I happened to see Huma and her younger sister a couple times when I was with their father in his study. But there was no introduction, therefore, no talking. On the other hand, I met his only son Hassan a few times. I have been told by some friends in Jeddah that he was the oldest of the lot. There are reports that he is working with the Organisation of Islamic Countries.
One of the sources also said that Saleha Saheba is still residing in the Red Sea city. After the passing away of her husband in 1993 in Jeddah (I had attended his last rites in Makkah where he was laid to rest in Jannatul Mualla cemetery), she had begun to edit the Journal of Minority Affairs, the biannual research document of which Zain Saheb was the founder Editor.

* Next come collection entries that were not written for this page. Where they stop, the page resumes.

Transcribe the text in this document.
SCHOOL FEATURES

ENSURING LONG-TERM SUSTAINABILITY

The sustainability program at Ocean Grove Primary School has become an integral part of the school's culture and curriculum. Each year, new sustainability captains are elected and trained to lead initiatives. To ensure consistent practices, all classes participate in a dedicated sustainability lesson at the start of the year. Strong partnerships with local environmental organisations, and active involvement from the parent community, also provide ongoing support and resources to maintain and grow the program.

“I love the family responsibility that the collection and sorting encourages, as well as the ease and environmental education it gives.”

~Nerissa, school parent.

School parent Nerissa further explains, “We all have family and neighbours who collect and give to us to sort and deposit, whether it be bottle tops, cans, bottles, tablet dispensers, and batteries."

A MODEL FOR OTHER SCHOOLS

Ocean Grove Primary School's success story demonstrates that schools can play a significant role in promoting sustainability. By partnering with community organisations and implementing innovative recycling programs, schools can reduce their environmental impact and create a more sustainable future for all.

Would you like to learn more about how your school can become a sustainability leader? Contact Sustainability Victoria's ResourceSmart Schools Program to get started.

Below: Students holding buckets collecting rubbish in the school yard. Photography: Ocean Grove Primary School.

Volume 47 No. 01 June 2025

Since Zain Saheb came from the Jamaat-e-Islami background and have had the opportunity to interact with Maulana Abul A’la Maududi in his younger days, the family followed a strict parda system.
Huma has been in the news off and on. That appears to be her fate. She got married to a Jewish person, Anthony Weiner on July 10, 2010. A year later she gave birth to a baby boy. She divorced Weiner around 2016 after he was found writing ‘illicit material’ to underaged girls.
Described by Hillary Clinton as her ‘daughter’ she has been through several inquiries into various aspects of her public life. But she has always come out clean. Both/And: A Life in Many Worlds is her version in her own words.
Mir Ayoob Ali Khan is a seasoned journalist who has worked with the Times of India, Deccan Chronicle and Saudi Gazette for about four decades.